Disclaimer This edited version has been archived due to the length of time since original publication. It should not be regarded as indicative of the ATO's current views. The law may have changed since original publication, and views in the edited version may also be affected by subsequent precedents and new approaches to the application of the law. You cannot rely on this record in your tax affairs. It is not binding and provides you with no protection (including from any underpaid tax, penalty or interest). In addition, this record is not an authority for the purposes of establishing a reasonably arguable position for you to apply to your own circumstances. For more information on the status of edited versions of private advice and reasons we publish them, see PS LA 2008/4. |
Edited version of private advice
Authorisation Number: 1051657256215
Date of advice: 22 April 2020
Ruling
Subject: Capital gains tax - main residence exemption - deceased estate
Question
Will the Commissioner allow an extension of time to XX XXX XXXX for you to dispose of your ownership interests in the dwelling and disregard the capital gain you made on the disposal of the dwelling and adjacent land (up to 2 hectares including the land area immediately under the dwelling)?
Answer
Yes. Having considered your circumstances and the relevant factors the Commissioner will allow an extension of time. Further information about the Commissioner's discretion can be found by searching 'QC 52250' on ato.gov.au
This ruling applies for the following period
Year ending 30 June 2020
The scheme commenced on
1 July 2019
Relevant facts and circumstances
The deceased passed away on DD/MM/YYYY.
The deceased acquired the property before 20 September 1985 jointly with his spouse. The property consisted of more than 2 hectares including the area immediately under the dwelling.

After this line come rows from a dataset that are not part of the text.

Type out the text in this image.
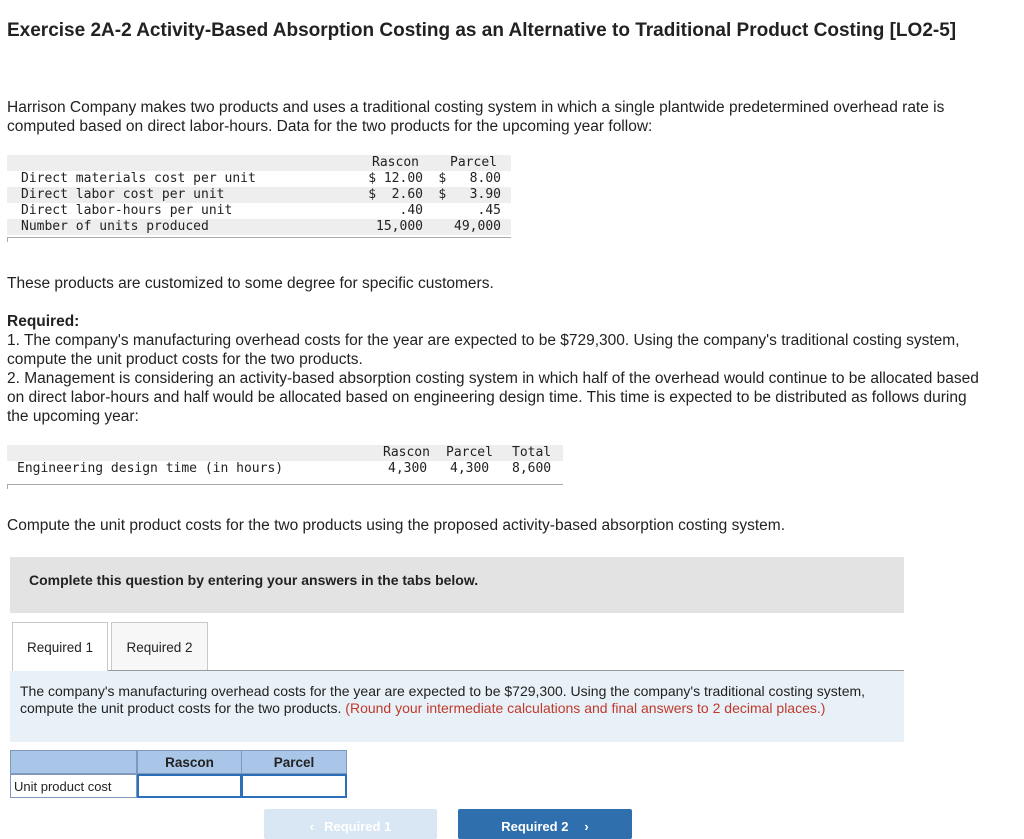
Exercise 2A-2 Activity-Based Absorption Costing as an Alternative to Traditional Product Costing [LO2-5]
Harrison Company makes two products and uses a traditional costing system in which a single plantwide predetermined overhead rate is computed based on direct labor-hours. Data for the two products for the upcoming year follow:
Rascon Parcel
Direct materials cost per unit	$ 12.00 $   8.00
Direct labor cost per unit	$  2.60 $   3.90
Direct labor-hours per unit	.40	.45
Number of units produced	15,000 49,000
These products are customized to some degree for specific customers.
Required:
1. The company's manufacturing overhead costs for the year are expected to be $729,300. Using the company's traditional costing system, compute the unit product costs for the two products.
2. Management is considering an activity-based absorption costing system in which half of the overhead would continue to be allocated based on direct labor-hours and half would be allocated based on engineering design time. This time is expected to be distributed as follows during the upcoming year:
Rascon Parcel Total
Engineering design time (in hours)	4,300 4,300 8,600
Compute the unit product costs for the two products using the proposed activity-based absorption costing system.
Complete this question by entering your answers in the tabs below.
Required 1	Required 2
The company's manufacturing overhead costs for the year are expected to be $729,300. Using the company's traditional costing system, compute the unit product costs for the two products. (Round your intermediate calculations and final answers to 2 decimal places.)
Rascon	Parcel
Unit product cost
‹ Required 1	Required 2 ›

The deceased's spouse passed away on or after 20 September 1985 and their share of the property passed to the deceased.
The deceased lived in the property as their main residence. The property was never used for income producing purposes.
The deceased left their ownership interest(s) in the dwelling to their surviving children.
Probate of the estate was granted on DD/MM/YYYY and the property was transferred to the co-executors of the estate with the title held as joint tenants.
The property was placed on the market in MM/YYYY.
The property has now been sold with settlement occurring more than two years after the deceased's death for reasons outside your control.